On the contrary, the continuously increased serum lactate level during exogenous infusion of hypertonic sodium lactate could indicate better survival and recovery after TBI[30, 38, 39]. Because increased serum lactate during exogenous supplement is not a reflection of initial tissue hypoperfusion and organ failure, but only means more alternative energy fuel for injured brain. This is a key point to distinguish the meaning of increased serum lactate under the initial pathophysiological condition and exogenous supplement condition. The beneficial effects of hypertonic sodium lactate on injured brain has been definitely recognized including improving cerebral perfusion and brain glucose availability, reversing impaired brain metabolism and oxygenation, etc. [26–28]. In addition to the function of neuroenergetic material, lactate is actually a crucial signaling molecule which could modulate the production of pentose phosphate, an important molecule to prevent oxidative stress injury in brain [40–43]. It was testified that lactate would provide 60% of the energy source for cerebral metabolism as blood lactate increases to 5 mmol/L [44, 45], To sum up, the elevated serum lactate level during exogenous supplement of lactate is beneficial for neurologic and survival outcome, and cognitive recovery after TBI.
The albumin level of non-survivors was significantly lower than survivors in this study. Produced by hepatocytes, albumin works in multiple way to maintain physiologic function of healthy body including constituting plasma osmotic pressure, transporting insoluble small organic molecules and combining heavy metal ions to eliminate their toxic effects. And low albumin level is also considered as an efficient marker of malnutrition. The causes of hypoalbuminemia after TBI is diversified including initial blood loss due to injury, consumption by secondary oxidative stress injury and physiological hypoalbuminemia resulted from massive crystal liquid infusion. The reduction of serum albumin and its association with mortality after TBI have been confirmed in previous studies [46–49]. The correlation between hypoalbuminemia and poor outcome of TBI patients could be explained by the brain edema and subsequent increased intracranial pressure resulted from insufficient intravascular osmolality. In addition, lower level of albumin could indicate more severe degree of systemic inflammatory response, which was discovered correlated with poor outcome of TBI patients [50, 51]. In our study, the AUC value of single lactate was 0.733. After the incorporation of albumin, the AUC value of LAR was elevated to 0.780. This result indicated that LAR, calculated by the value of lactate and albumin, could more comprehensively reflect tissue injury severity and systemic organ function of TBI patients. The prognostic model constructed by us, which consisted of GCS, glucose, LAR and RDW, is useful in predicting mortality of moderate to severe TBI patients with high discriminative ability and sensitivity.

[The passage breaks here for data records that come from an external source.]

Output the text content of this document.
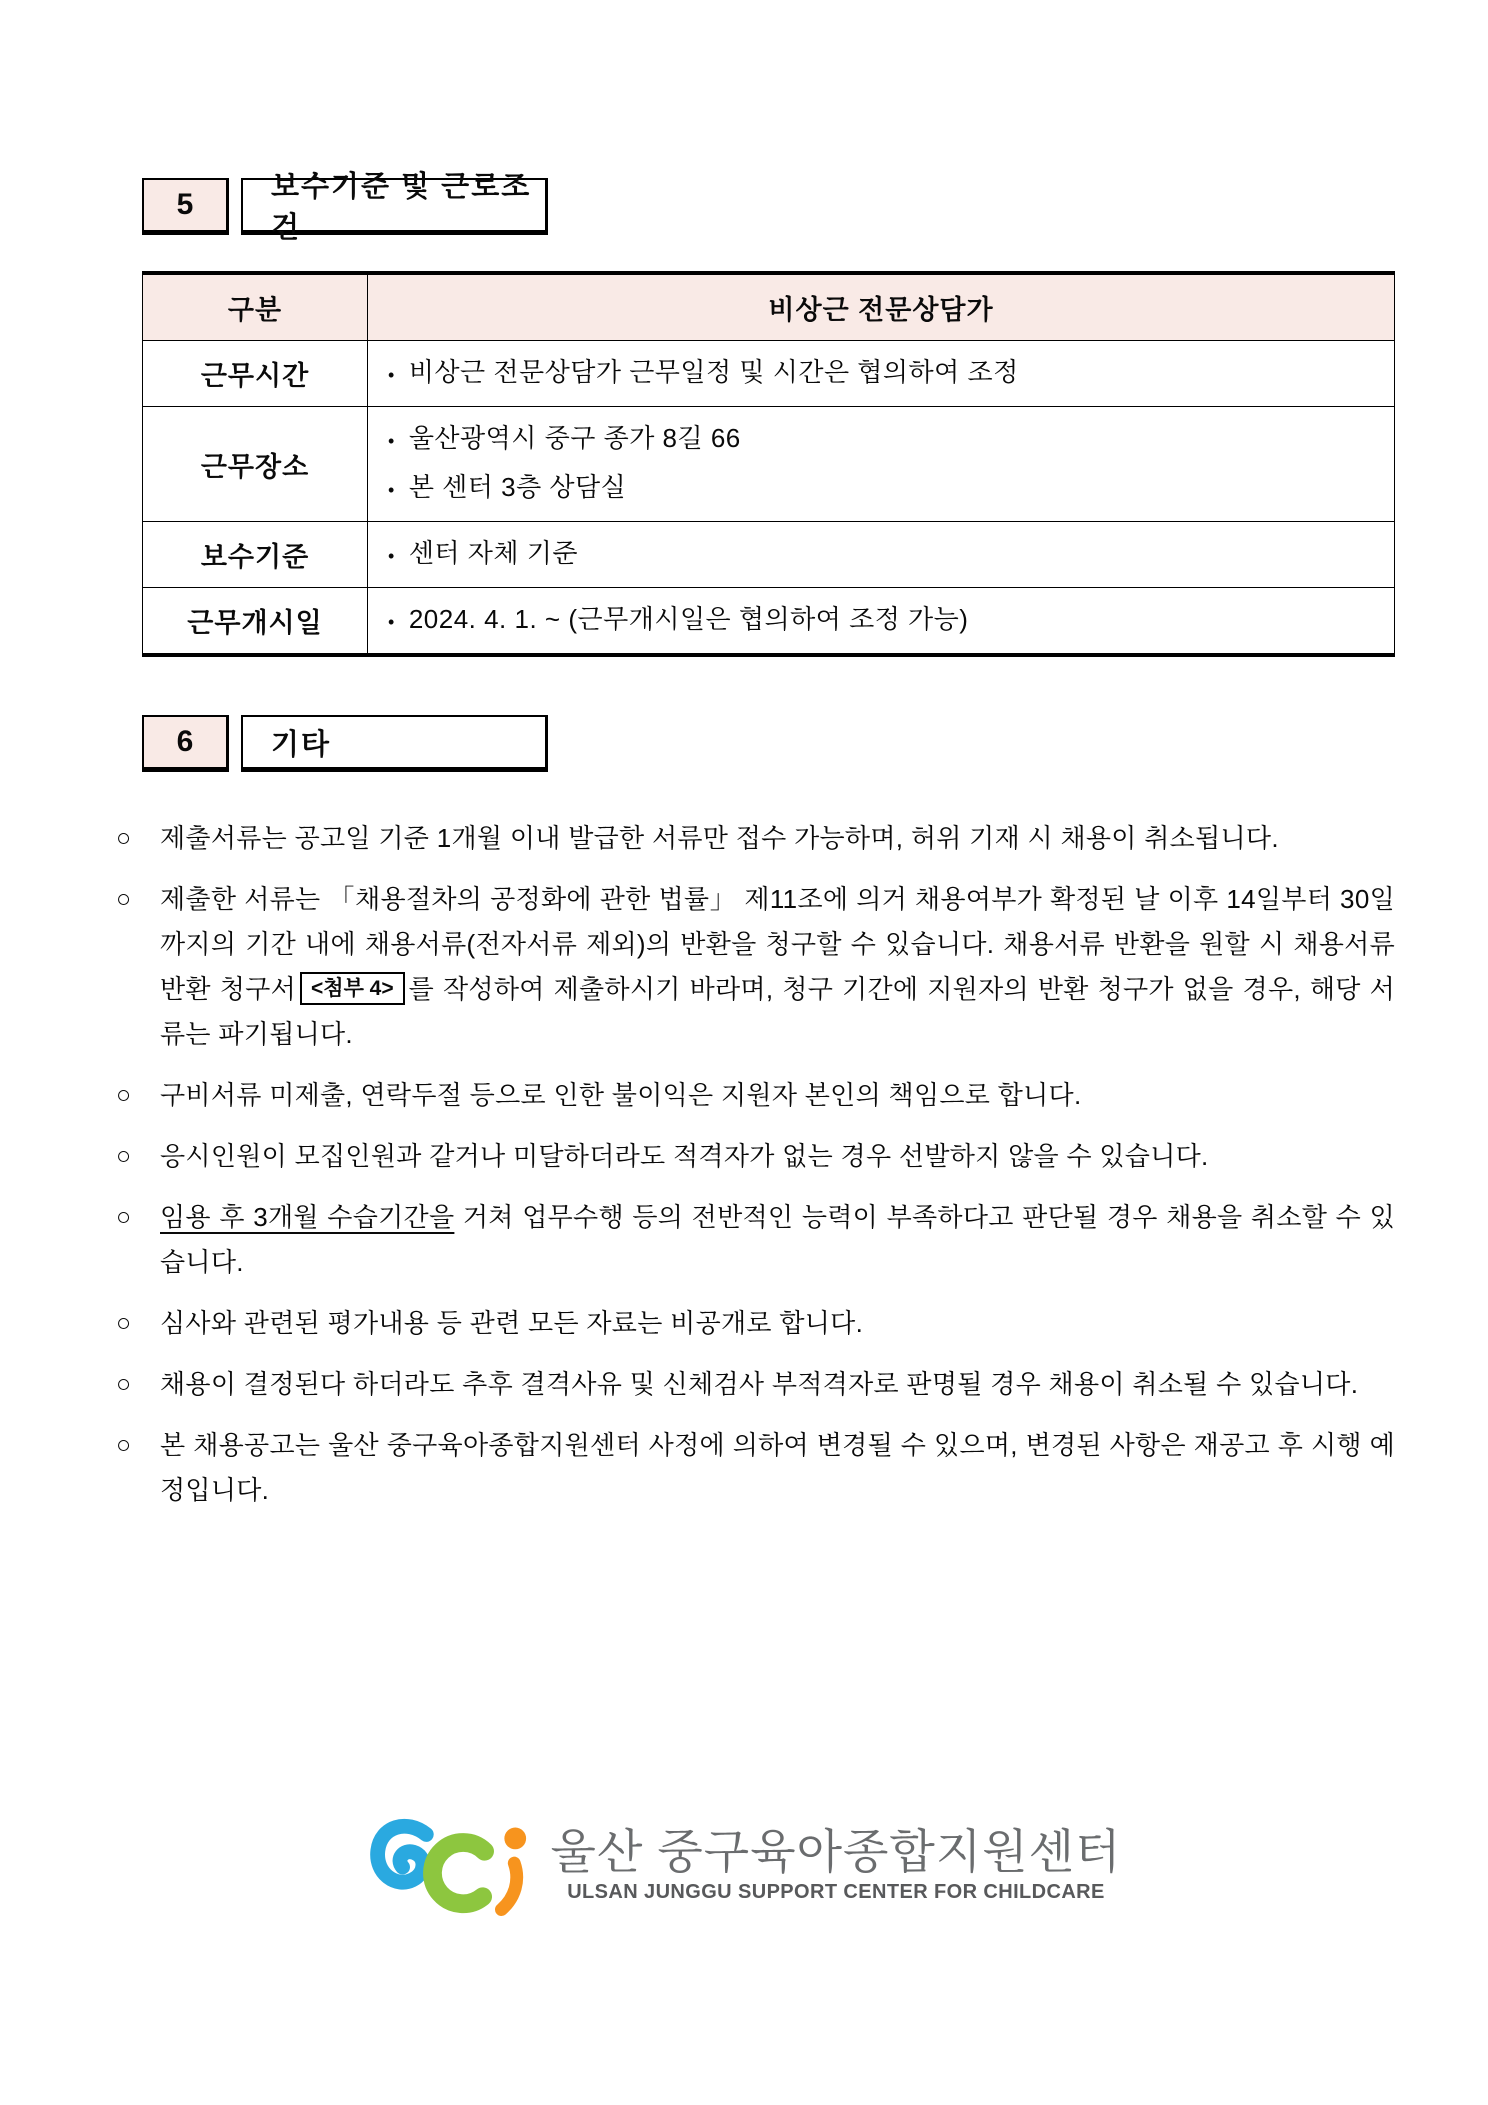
5
보수기준 및 근로조건
구분	비상근 전문상담가
근무시간	• 비상근 전문상담가 근무일정 및 시간은 협의하여 조정

근무장소	• 울산광역시 중구 종가 8길 66
• 본 센터 3층 상담실

보수기준	• 센터 자체 기준

근무개시일	• 2024. 4. 1. ~ (근무개시일은 협의하여 조정 가능)
6	기타
○	제출서류는 공고일 기준 1개월 이내 발급한 서류만 접수 가능하며, 허위 기재 시 채용이 취소됩니다.
○	제출한 서류는 「채용절차의 공정화에 관한 법률」 제11조에 의거 채용여부가 확정된 날 이후 14일부터 30일까지의 기간 내에 채용서류(전자서류 제외)의 반환을 청구할 수 있습니다. 채용서류 반환을 원할 시 채용서류 반환 청구서 <첨부 4> 를 작성하여 제출하시기 바라며, 청구 기간에 지원자의 반환 청구가 없을 경우, 해당 서류는 파기됩니다.
○	구비서류 미제출, 연락두절 등으로 인한 불이익은 지원자 본인의 책임으로 합니다.
○	응시인원이 모집인원과 같거나 미달하더라도 적격자가 없는 경우 선발하지 않을 수 있습니다.
○	임용 후 3개월 수습기간을 거쳐 업무수행 등의 전반적인 능력이 부족하다고 판단될 경우 채용을 취소할 수 있습니다.
○	심사와 관련된 평가내용 등 관련 모든 자료는 비공개로 합니다.
○	채용이 결정된다 하더라도 추후 결격사유 및 신체검사 부적격자로 판명될 경우 채용이 취소될 수 있습니다.
○	본 채용공고는 울산 중구육아종합지원센터 사정에 의하여 변경될 수 있으며, 변경된 사항은 재공고 후 시행 예정입니다.
울산 중구육아종합지원센터
ULSAN JUNGGU SUPPORT CENTER FOR CHILDCARE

This study had several limitations. Firstly, this observational study was performed in a single center so that the selection bias was inevitable. A further prospective study with larger sample size in other centers should be conducted to externally validate the predictive value of our prognostic model. Secondly, the long-term neurologic outcome and recovery status were not followed up and recorded so that we could not explore the correlation between LAR and them. Thirdly, the drugs and operations of prehospital emergency medical care which could influence the serum lactate level were not recorded by us. Our results might be confounded by these factors.